Delon was a sensation early in his career; he came to embody the young, energetic, often morally corrupted man. With his breathtaking good looks he was also destined to play tender lovers and romantic heroes, and he was a French embodiment of the type created in America by James Dean. His first outstanding success came with the role of the parasite Tom Ripley in ‘Rene Clement”s sun-drenched thriller Plein soleil (1960). Delon presented a psychological portrait of a murderous young cynic who attempts to take on the identity of his victim. A totally different role was offered to him by Visconti in Rocco e i suoi fratelli (1960). In this film Delon plays the devoted Rocco, who accepts the greatest sacrifices to save his shiftless brother Simon.

After several other films in Italy, Delon returned to the criminal genre with Jean Gabin in Mélodie en sous-sol (1963). This work, a classic example of the genre, was distinguished not only by a soundly worked-out screenplay, but also by the careful production and the excellent performances of both Delon and Gabin. It was only in the late 1960s that the sleek and lethal Delon came to epitomize the calm, psychopathic hoodlum, staring into the camera like a cat assessing a mouse.

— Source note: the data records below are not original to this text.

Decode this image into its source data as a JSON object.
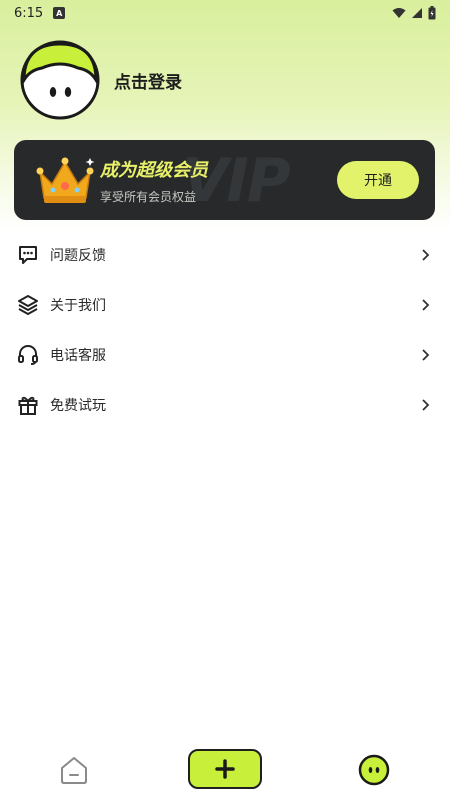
{
  "status_bar": {
    "time": "6:15",
    "notification_badge": "A",
    "icons": [
      "wifi-icon",
      "signal-icon",
      "battery-icon"
    ]
  },
  "profile": {
    "login_label": "点击登录",
    "avatar_icon": "mushroom-face-avatar"
  },
  "vip": {
    "title": "成为超级会员",
    "subtitle": "享受所有会员权益",
    "watermark": "VIP",
    "button_label": "开通",
    "icon": "crown-icon"
  },
  "menu": {
    "items": [
      {
        "label": "问题反馈",
        "icon": "feedback-icon"
      },
      {
        "label": "关于我们",
        "icon": "layers-icon"
      },
      {
        "label": "电话客服",
        "icon": "headset-icon"
      },
      {
        "label": "免费试玩",
        "icon": "gift-icon"
      }
    ]
  },
  "bottom_nav": {
    "items": [
      "home-icon",
      "add-icon",
      "me-face-icon"
    ]
  },
  "colors": {
    "accent": "#c8f03a",
    "vip_card_bg": "#27292a",
    "vip_title": "#e8f06a",
    "button_bg": "#e3f26b"
  }
}
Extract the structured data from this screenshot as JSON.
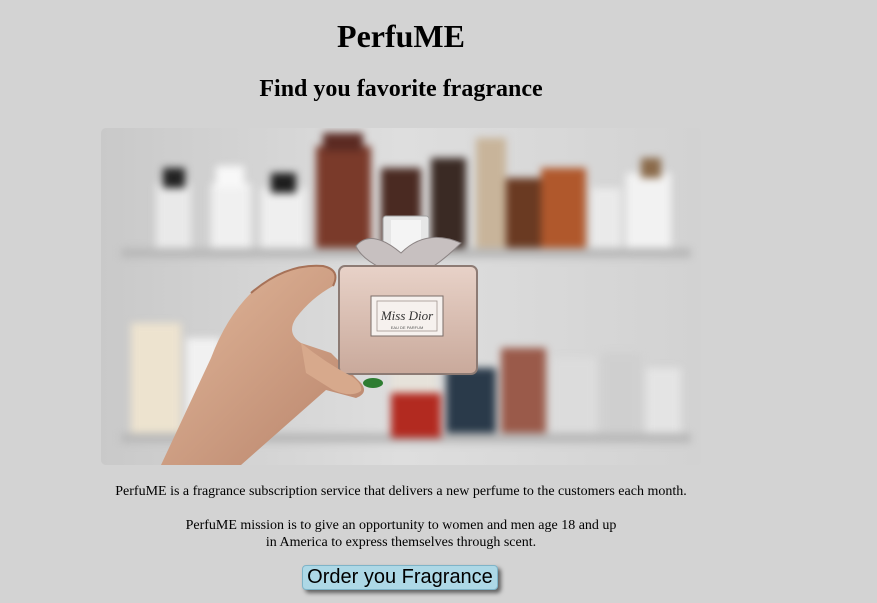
{
  "header": {
    "title": "PerfuME",
    "subtitle": "Find you favorite fragrance"
  },
  "hero": {
    "image_name": "perfume-bottle-photo",
    "bottle_label": "Miss Dior",
    "bottle_sublabel": "EAU DE PARFUM"
  },
  "content": {
    "description": "PerfuME is a fragrance subscription service that delivers a new perfume to the customers each month.",
    "mission_line1": "PerfuME mission is to give an opportunity to women and men age 18 and up",
    "mission_line2": "in America to express themselves through scent."
  },
  "cta": {
    "order_label": "Order you Fragrance"
  },
  "colors": {
    "background": "#d3d3d3",
    "button": "#add8e6"
  }
}
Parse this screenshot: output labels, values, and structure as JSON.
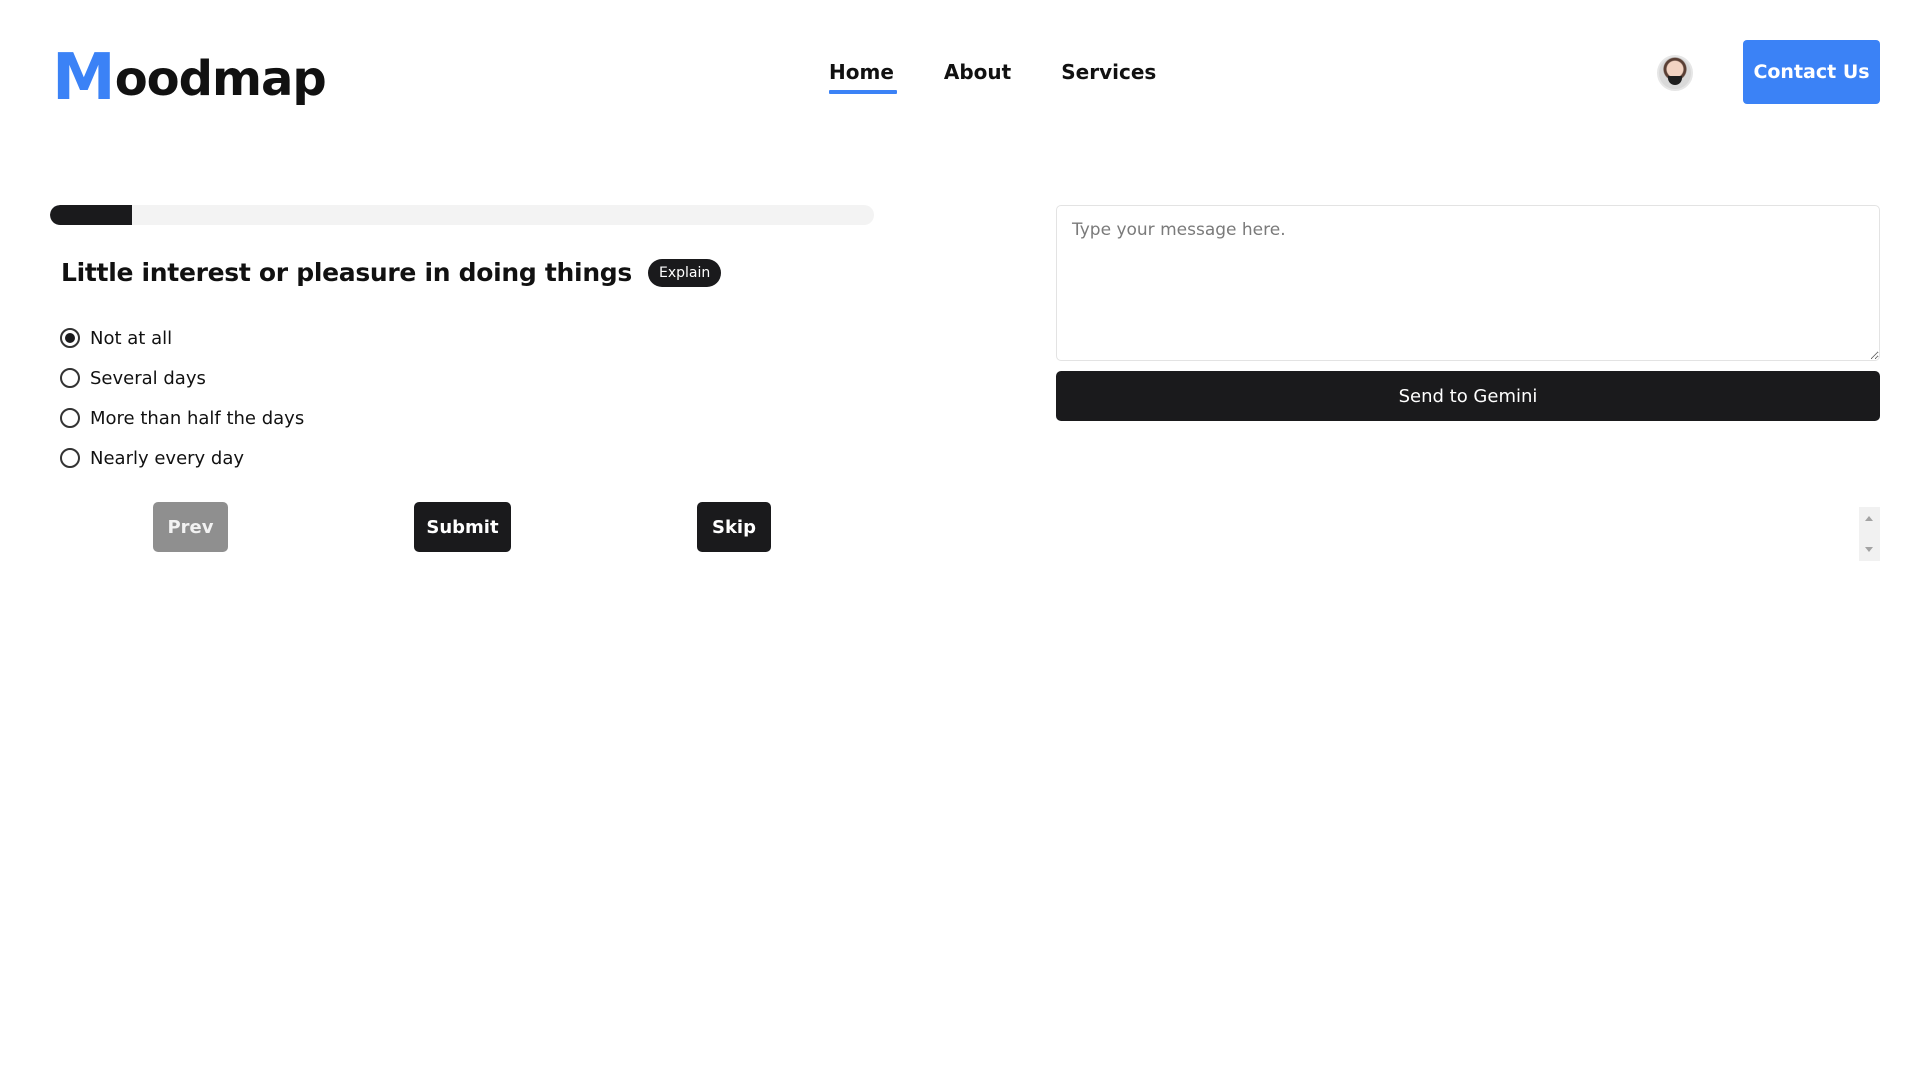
{
  "brand": {
    "initial": "M",
    "rest": "oodmap",
    "accent_color": "#3b82f6"
  },
  "nav": {
    "items": [
      {
        "label": "Home",
        "active": true
      },
      {
        "label": "About",
        "active": false
      },
      {
        "label": "Services",
        "active": false
      }
    ],
    "contact_label": "Contact Us"
  },
  "avatar": {
    "icon": "user-avatar"
  },
  "questionnaire": {
    "progress_fraction": 0.1,
    "question": "Little interest or pleasure in doing things",
    "explain_label": "Explain",
    "options": [
      {
        "label": "Not at all",
        "selected": true
      },
      {
        "label": "Several days",
        "selected": false
      },
      {
        "label": "More than half the days",
        "selected": false
      },
      {
        "label": "Nearly every day",
        "selected": false
      }
    ],
    "buttons": {
      "prev": "Prev",
      "submit": "Submit",
      "skip": "Skip"
    }
  },
  "chat": {
    "placeholder": "Type your message here.",
    "value": "",
    "send_label": "Send to Gemini"
  },
  "colors": {
    "dark": "#1a1a1c",
    "disabled": "#8f8f8f",
    "track": "#f3f3f3"
  }
}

His tough, ruthless side was first used to real effect by Jean-Pierre Melville in Le samouraï (1967). In 1970 he had a huge success in the bloodstained Borsalino (1970)–which he also produced–playing a small-time gangster in the 1930s who, with Jean-Paul Belmondo, becomes king of the Marseilles underworld. Delon later won critical acclaim for his roles, against type, in Joseph Losey’s Mr. Klein (1976) in which he played (brilliantly) the icily sinister title role, and the art-movie Un amour de Swann (1984). He has an older son Anthony Delon (who has also acted in a number of movies) from his first marriage to Nathalie Delon, and has a young son and daughter, Alain-Fabien and Anouchka with Rosalie.